At the same time, schools for under 16-year olds remained open, while restaurants and bars also remained open.

Anders Tegnell, the country’s chief epidemiologist, says cases in Stockholm, the epicenter of the outbreak, have peaked. Furthermore, the number of people hospitalised “is clearly falling”.

By 8 May, about 3,040 people had died from COVID-19 in Sweden, while in Denmark 514 people died and Norway has reported 217 deaths. In Finland, 255 people have died.

According to a study by John Hopkins University, the death rate in Sweden is currently at 28.88 for every 100,000 people. As a comparison, in the US, which has the most number of cases worldwide, the death rate is 22.44.

Statistics released on 6 May from Sweden’s National Health and Social Affair’s office show 90 percent of Covid-19 victims were 70 years and older. Of these, half were living in government-run retirement homes.

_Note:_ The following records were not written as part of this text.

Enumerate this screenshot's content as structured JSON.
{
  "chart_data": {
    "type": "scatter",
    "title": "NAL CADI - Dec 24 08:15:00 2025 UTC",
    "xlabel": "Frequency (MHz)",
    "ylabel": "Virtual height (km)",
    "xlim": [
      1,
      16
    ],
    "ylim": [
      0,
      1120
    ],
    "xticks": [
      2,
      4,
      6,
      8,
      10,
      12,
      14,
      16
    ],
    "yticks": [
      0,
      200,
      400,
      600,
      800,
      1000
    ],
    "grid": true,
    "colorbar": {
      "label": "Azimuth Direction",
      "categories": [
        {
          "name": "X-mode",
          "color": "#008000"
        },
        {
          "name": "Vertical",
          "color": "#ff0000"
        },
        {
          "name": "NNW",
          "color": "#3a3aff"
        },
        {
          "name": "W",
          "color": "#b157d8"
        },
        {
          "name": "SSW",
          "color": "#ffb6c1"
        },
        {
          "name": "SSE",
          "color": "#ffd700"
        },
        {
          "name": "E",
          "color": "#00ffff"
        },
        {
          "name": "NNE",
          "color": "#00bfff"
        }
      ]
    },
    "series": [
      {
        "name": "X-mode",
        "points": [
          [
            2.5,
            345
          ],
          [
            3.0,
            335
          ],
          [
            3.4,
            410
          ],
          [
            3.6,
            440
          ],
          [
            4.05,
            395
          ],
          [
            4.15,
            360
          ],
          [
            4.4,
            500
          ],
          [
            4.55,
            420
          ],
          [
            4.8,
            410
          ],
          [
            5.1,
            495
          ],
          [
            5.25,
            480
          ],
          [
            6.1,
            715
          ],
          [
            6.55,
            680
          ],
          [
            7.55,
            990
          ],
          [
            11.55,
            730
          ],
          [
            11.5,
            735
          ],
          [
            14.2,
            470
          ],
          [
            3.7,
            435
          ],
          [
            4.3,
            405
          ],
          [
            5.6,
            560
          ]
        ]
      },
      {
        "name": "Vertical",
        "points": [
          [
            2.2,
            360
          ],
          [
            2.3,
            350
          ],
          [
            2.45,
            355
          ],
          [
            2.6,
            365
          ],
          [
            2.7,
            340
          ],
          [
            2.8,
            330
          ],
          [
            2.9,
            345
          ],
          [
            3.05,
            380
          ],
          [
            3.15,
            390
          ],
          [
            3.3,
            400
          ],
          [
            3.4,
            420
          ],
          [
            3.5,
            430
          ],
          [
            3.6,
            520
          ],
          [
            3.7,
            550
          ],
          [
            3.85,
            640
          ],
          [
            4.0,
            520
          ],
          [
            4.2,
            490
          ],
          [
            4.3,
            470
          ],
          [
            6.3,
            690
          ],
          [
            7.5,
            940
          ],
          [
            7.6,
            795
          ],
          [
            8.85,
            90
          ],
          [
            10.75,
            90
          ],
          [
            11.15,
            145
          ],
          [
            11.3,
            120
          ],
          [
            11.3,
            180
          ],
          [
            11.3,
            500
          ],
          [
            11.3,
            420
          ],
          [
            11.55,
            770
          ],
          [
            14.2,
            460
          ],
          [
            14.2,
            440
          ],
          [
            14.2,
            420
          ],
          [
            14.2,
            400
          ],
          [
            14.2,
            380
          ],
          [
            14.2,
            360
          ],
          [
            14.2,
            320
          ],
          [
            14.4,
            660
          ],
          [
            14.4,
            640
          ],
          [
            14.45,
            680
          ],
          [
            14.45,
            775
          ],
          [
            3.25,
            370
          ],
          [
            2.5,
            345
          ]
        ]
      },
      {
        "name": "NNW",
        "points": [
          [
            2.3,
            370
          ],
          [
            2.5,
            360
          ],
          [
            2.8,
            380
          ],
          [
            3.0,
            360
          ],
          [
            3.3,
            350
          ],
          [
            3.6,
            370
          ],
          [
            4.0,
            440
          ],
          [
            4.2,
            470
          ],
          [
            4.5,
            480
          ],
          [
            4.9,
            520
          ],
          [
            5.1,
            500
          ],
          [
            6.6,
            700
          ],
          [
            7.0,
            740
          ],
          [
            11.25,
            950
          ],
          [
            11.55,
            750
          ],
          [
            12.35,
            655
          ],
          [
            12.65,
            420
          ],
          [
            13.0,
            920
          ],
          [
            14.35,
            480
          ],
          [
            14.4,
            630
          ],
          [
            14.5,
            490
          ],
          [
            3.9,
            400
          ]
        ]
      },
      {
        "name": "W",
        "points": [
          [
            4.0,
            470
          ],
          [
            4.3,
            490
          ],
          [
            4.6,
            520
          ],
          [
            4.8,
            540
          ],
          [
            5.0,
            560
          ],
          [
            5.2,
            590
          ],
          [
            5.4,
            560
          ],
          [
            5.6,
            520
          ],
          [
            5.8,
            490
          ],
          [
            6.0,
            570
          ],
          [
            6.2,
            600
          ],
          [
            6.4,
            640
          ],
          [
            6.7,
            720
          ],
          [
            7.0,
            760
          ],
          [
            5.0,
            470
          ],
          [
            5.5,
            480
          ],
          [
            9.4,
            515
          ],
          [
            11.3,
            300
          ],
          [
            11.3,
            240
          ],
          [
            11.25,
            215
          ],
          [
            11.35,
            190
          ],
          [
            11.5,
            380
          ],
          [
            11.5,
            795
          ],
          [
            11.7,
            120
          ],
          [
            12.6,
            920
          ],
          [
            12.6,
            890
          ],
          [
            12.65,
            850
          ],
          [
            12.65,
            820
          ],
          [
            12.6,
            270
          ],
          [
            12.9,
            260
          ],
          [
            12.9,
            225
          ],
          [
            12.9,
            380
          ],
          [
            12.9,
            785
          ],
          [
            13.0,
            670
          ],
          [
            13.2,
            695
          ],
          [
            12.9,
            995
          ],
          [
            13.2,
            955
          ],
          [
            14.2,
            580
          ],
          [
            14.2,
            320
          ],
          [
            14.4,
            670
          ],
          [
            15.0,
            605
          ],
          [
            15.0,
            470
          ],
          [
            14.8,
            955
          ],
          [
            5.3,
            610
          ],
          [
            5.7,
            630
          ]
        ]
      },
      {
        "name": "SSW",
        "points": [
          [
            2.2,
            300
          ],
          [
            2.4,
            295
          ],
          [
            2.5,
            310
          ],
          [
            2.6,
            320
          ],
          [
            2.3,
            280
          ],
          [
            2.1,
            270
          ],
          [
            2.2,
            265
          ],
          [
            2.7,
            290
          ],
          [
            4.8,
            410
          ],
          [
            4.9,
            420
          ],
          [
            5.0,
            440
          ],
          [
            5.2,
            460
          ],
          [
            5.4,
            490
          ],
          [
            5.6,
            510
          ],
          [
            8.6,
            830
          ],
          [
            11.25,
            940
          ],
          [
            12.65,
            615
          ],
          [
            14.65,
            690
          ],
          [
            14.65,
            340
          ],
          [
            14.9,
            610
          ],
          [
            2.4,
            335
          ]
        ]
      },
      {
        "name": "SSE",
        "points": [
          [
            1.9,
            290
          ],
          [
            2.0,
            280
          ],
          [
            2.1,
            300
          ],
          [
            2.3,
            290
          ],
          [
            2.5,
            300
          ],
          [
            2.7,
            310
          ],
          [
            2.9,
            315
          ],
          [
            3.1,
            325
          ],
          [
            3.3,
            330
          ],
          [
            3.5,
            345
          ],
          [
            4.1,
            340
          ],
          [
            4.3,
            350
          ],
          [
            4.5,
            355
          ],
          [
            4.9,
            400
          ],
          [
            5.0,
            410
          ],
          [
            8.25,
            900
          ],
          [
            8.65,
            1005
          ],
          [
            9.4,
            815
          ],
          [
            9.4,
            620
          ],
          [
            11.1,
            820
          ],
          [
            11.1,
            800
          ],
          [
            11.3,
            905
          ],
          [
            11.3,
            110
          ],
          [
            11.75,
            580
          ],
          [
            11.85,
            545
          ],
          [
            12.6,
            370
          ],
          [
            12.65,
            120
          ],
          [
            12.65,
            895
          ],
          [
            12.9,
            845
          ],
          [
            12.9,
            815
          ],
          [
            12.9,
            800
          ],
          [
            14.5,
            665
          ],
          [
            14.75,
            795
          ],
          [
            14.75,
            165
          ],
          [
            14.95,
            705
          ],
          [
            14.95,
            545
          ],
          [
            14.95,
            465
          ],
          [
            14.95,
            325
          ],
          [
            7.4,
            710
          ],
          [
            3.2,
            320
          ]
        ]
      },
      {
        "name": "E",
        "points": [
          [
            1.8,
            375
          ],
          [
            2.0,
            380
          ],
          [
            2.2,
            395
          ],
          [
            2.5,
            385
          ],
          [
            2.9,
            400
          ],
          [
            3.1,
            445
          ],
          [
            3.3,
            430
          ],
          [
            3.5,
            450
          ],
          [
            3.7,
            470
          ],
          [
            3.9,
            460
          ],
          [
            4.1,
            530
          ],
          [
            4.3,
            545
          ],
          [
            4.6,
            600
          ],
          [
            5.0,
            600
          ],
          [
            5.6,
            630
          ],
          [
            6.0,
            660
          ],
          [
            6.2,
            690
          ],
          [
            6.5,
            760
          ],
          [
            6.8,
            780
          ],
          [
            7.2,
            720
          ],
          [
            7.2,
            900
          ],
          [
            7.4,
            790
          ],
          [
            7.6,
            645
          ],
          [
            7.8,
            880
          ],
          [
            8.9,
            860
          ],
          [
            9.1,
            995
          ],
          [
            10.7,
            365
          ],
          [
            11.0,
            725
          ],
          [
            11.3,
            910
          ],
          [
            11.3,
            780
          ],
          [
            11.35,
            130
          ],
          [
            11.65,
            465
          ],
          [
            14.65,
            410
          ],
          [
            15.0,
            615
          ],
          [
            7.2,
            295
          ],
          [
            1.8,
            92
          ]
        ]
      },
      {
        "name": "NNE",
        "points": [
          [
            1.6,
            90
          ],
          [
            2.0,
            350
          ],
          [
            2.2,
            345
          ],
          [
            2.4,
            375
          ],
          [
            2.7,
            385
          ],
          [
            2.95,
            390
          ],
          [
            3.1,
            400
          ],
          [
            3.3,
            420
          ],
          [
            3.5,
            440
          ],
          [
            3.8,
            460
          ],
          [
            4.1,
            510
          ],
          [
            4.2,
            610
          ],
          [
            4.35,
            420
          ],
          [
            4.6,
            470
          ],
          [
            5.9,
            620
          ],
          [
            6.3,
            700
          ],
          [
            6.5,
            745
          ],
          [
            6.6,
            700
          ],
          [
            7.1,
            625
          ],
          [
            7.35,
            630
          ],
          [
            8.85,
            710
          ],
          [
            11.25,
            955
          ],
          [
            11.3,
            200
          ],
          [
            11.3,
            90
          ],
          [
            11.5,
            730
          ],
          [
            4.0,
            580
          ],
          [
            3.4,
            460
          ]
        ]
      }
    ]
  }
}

“If you come to Stockholm, you see more people in the street than in other parts of Europe,” Arborelius says.

But because of the high mortality rate, “there is a discussion going on here in Sweden: Is this really a good thing to do?”

Arborelius says the approach taken by the Diocese of Stockholm has been “a bit more strict”.

The Catholic Church chose to close catechism classes for children and young adults.

Some churches began to open gradually after Easter while observing the government’s regulation limiting gatherings of more than 50 people. However, others are continuing to livestream Masses for the elderly and the sick, he says.